Я вышагиваю через двор. Бесчисленные уроки осанки, невозмутимости и походки дают себя знать: мое тело движется само по себе, без участия воли. Костяной корсет держит спину; лицо похоже на деревянную маску: ни волнения, ни усталости, ни решимости, ни облегчения — ничего.
Фотограф переводит взгляд со своего инвентаря на замызганный край моей юбки.
— Мистер Пеллиссон! — Холодный голос истинной Невесты.
— Да, мадам… — Его взгляд остается опущенным.
— Мне нужна ваша помощь. Священник еще здесь?
— Да, мадам.
Захлопнув с тихим щелчком футляр, он без лишних слов поднимается со мной на крыльцо, на полшага впереди.
В церкви темно. Воздух неподвижен, как холодная вода. Сейчас, в отсутствие свечей, цветов, транспарантов и жертвоприношений, помещение кажется много больше. Привычный уют умер. Обнаженные ребра здания вздымаются к потолку, разделяя стрельчатые окна. По центральному проходу бежит светлая артерия: дорожка из белых лепестков. Невзрачный человек гонит их метелкой от алтаря к дверям. Завидев меня, он ныряет в боковой проход и бормочет:
— Мадам…
Мы подходим к алтарю. Все дароносицы с желтыми мощами, все вазы, драпировки и молитвенные деревья исчезли без следа. Единственное украшение — Святая Корона на лиловой подушечке, под охраной двух дворцовых гвардейцев, неподвижных как черные статуи.

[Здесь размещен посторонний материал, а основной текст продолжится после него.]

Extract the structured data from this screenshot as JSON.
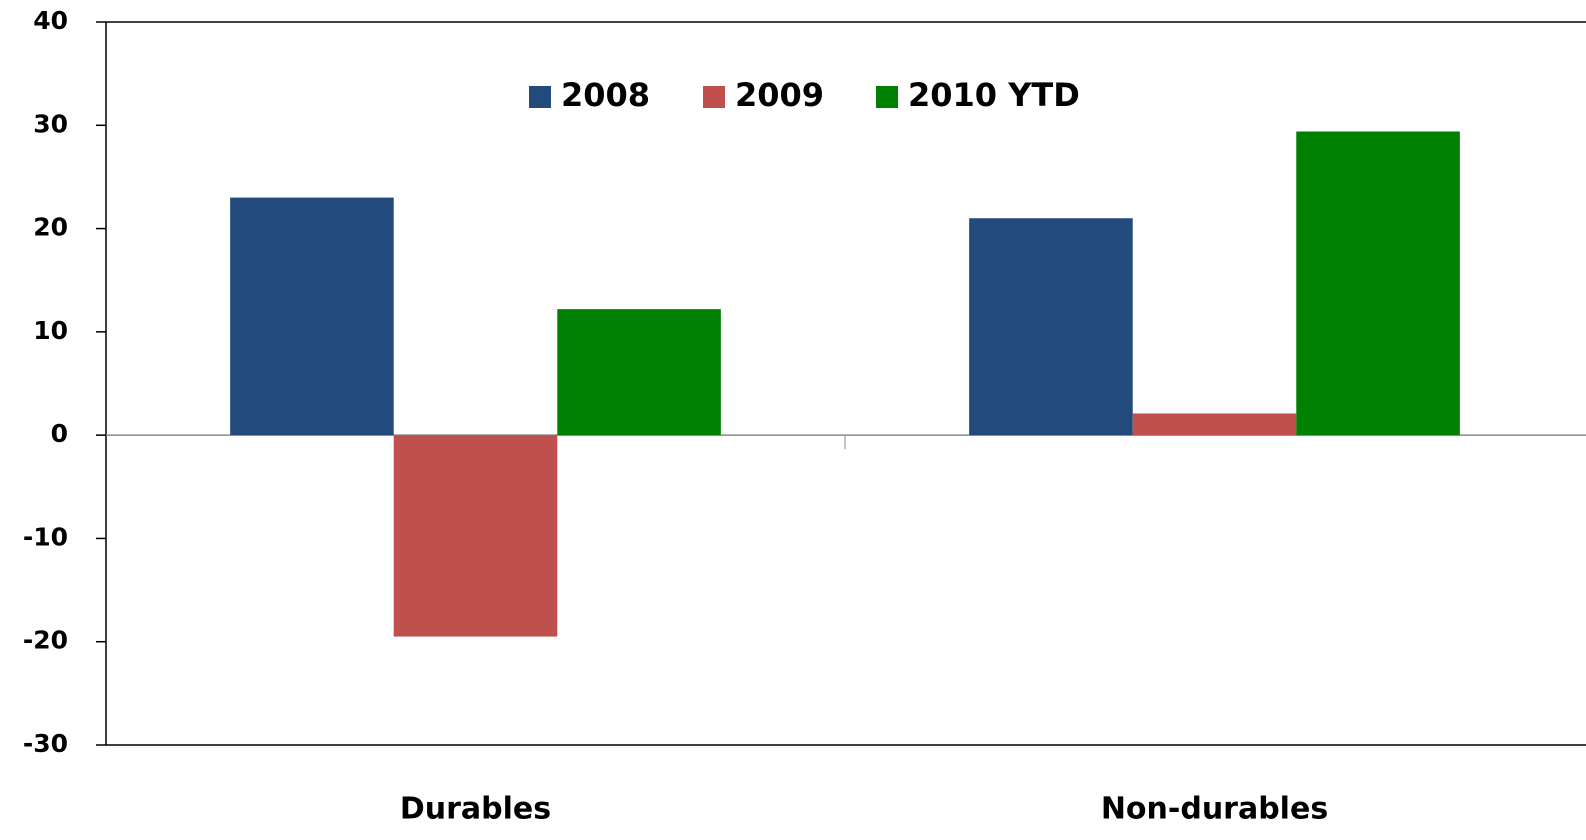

Единственный запах — холодный запах мрамора.
Фотограф отворяет бронзовые врата алтаря. Холод простреливает меня снизу вверх, сквозь худую туфельку.
Мы огибаем алтарь и входим в ризницу: здесь теплее, пол застелен ковром, и в воздухе разлит кипарисовый дух старого человека. У священника на подряснике шнурованный кант. Даже самые богатые выпускницы нашей школы не могут себе такого позволить. Я не должна встречаться с ним глазами, не должна смотреть на его одеяния и митру с зубчатым венцом. Взгляд опущен в ковер, на богатый кант подрясника, на глянцевый носок моей туфельки.
Передо мной появляется деревянная молитвенная скамеечка. Рука Пеллиссона снимает лепесток, приставший к юбке.
Я опускаюсь на колени, и священник начинает благословение:
— Се пришла честная девушка, возлюбленная города Горный Кряж Среди Вод, в небесный храм Всех Святых…
Этому человеку не нужны ризы и митры; его сан знаменуют слова, окружившие нас троих ореолом святости. Он форсирует голос до сдержанного, чистого пения:
— …перед лицом свидетеля, что выдержала с честью испытание и доказала чистоту тела своего, и твердость духа своего, и кротость помыслов своих, и уверенность повадки своей, что подобает…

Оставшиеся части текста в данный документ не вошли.